Gronborg and colleagues (2015) found that autistic mothers in Denmark continued to have children (17).

The psychological and social implications of having ASD children may influence the decision to have another child.

Our study found that the decision to have a Turkish child with autism did not change the outcome of the next pregnancy.

We also looked at the relationship between gender, delivery method (C-section or vaginal), assisted reproductive techniques and the methods used to conceive in the study groups.

There are no published studies on the sex of the autism-first child.

There have been contradictory results regarding the method of delivery.

Some studies highlighted that Cesarean sections increase the risk of ASD. However, other studies reported lower rates (31,32,33;34).

A retrospective cohort study analyzed birth records and concluded that there was no difference in ASD between different types of delivery (34).

Another study found that assisted reproductive techniques were one of the risk factors in autism development. However, another study did not report any significant differences (35;36).

Our study revealed that first-born autistic children had significantly higher rates in girls born to single-child families.

These factors were not associated with ASD when single-child families were removed.

These factors do not appear to be associated with ASD, as evidenced by our research (6;37).

Our study is not community-based because the sample of children with ASD who applied to the clinic are included. There are also limitations.

Another limitation is that the control group is smaller than the patient group.
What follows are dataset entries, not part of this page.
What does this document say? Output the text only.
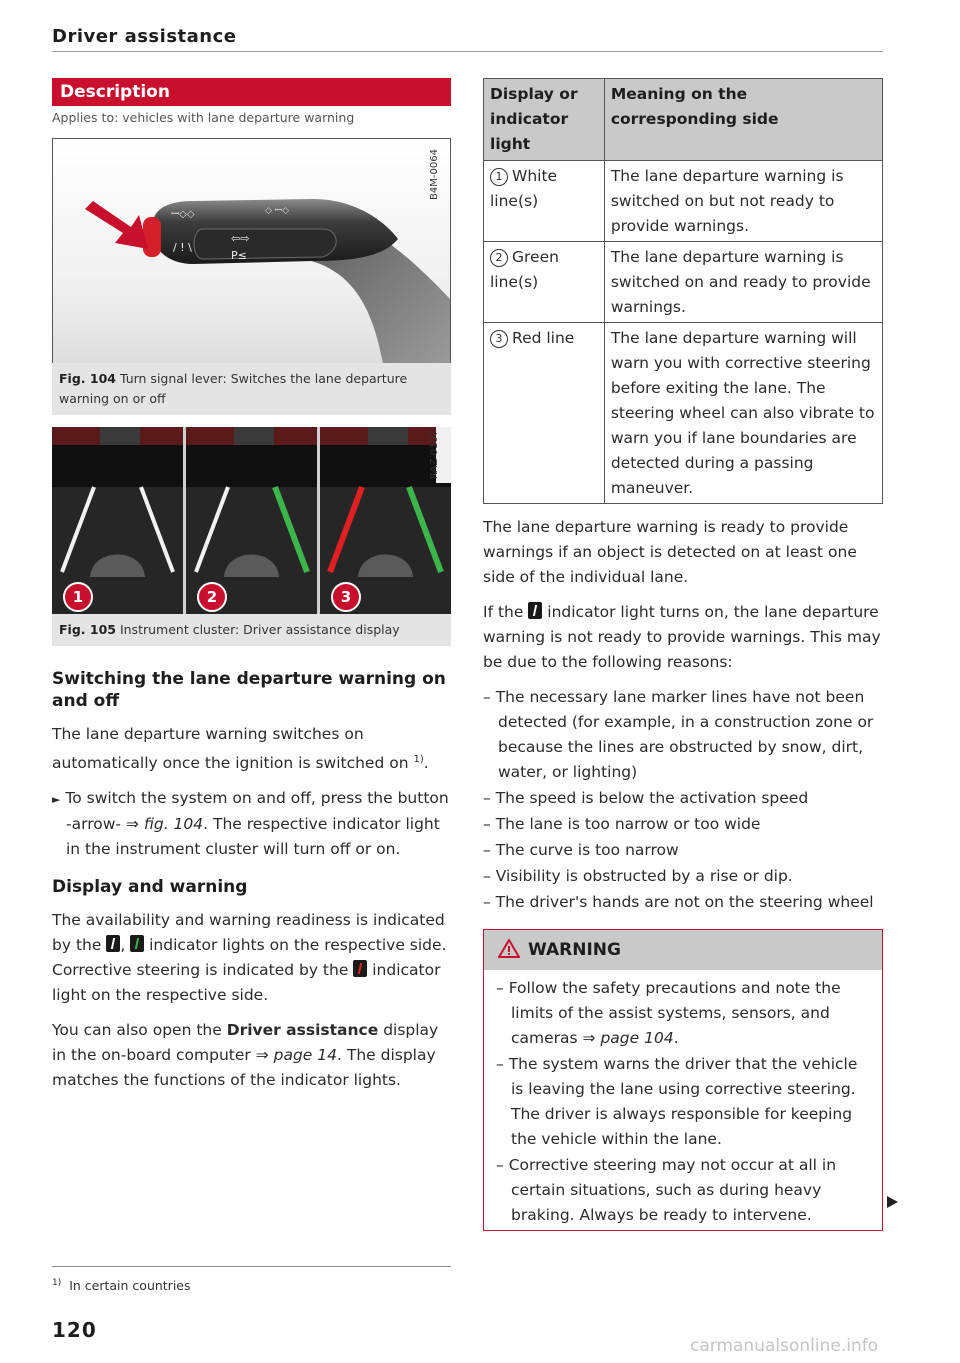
Driver assistance
Description
Applies to: vehicles with lane departure warning
ꟷ◇◇	◇ ꟷ◇
/ ! \
⇦⇨
P≤
B4M-0064
Fig. 104 Turn signal lever: Switches the lane departure warning on or off
1	2	3
RAZ-0107
Fig. 105 Instrument cluster: Driver assistance display
Switching the lane departure warning on and off

The lane departure warning switches on automatically once the ignition is switched on $^{1)}$.

► To switch the system on and off, press the button -arrow- ⇒ fig. 104. The respective indicator light in the instrument cluster will turn off or on.

Display and warning

The availability and warning readiness is indicated by the ,  indicator lights on the respective side. Corrective steering is indicated by the indicator light on the respective side.

You can also open the Driver assistance display in the on-board computer ⇒ page 14. The display matches the functions of the indicator lights.

Display or indicator light	Meaning on the corresponding side
1 White line(s)	The lane departure warning is switched on but not ready to provide warnings.
2 Green line(s)	The lane departure warning is switched on and ready to provide warnings.
3 Red line	The lane departure warning will warn you with corrective steering before exiting the lane. The steering wheel can also vibrate to warn you if lane boundaries are detected during a passing maneuver.

The lane departure warning is ready to provide warnings if an object is detected on at least one side of the individual lane.

If the indicator light turns on, the lane departure warning is not ready to provide warnings. This may be due to the following reasons:

– The necessary lane marker lines have not been detected (for example, in a construction zone or because the lines are obstructed by snow, dirt, water, or lighting)
– The speed is below the activation speed
– The lane is too narrow or too wide
– The curve is too narrow
– Visibility is obstructed by a rise or dip.
– The driver's hands are not on the steering wheel
WARNING

– Follow the safety precautions and note the limits of the assist systems, sensors, and cameras ⇒ page 104.

– The system warns the driver that the vehicle is leaving the lane using corrective steering. The driver is always responsible for keeping the vehicle within the lane.

– Corrective steering may not occur at all in certain situations, such as during heavy braking. Always be ready to intervene.

$^{1)}$ In certain countries
120
carmanualsonline.info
Community-based studies can show variability, however.

Our study had a control group. Despite the smaller sample size than the patient group, our comparative analysis of parameters, including the type and number of births, and the one-child families to our control group is one of our strengths.

While a lot of studies have shown a strong relationship between autism and birth order, the relationship is often inconsistent and not linear.

This is because the mother of autistic children may not want to have another child.

The evaluation of birth order in autism is naturally difficult when the mothers have twins with autism or all their children have autism.

Although there have been studies in this area that show a link between autism and birth order, it is difficult to generalize the findings due to the small sample sizes and absence of systematic evaluations.

ASD can be understood by considering the order and type births as one of many environmental factors.

As it is well-known, ASD is complex and multifactorial in its etiology.

ASD can be caused by environmental interactions, other than genetics and birth order.

Respect for Ethical Standards

Study approval was received from the local ethics committee.

The local ethics committee approval was obtained for the study in 2015-30.

All participants, as well as their legal representatives, gave consent to the study.

Disclosure of potential conflicts of interest:

All authors declare they have no conflict of interest.

Researchers who involve humans and/or animals in research:

All procedures in human participant studies were conducted in compliance with the ethical standards of the institution and/or national committees, and the 1964 Helsinki declaration or similar ethical standards.

This study was approved by the local ethics committee in 2015.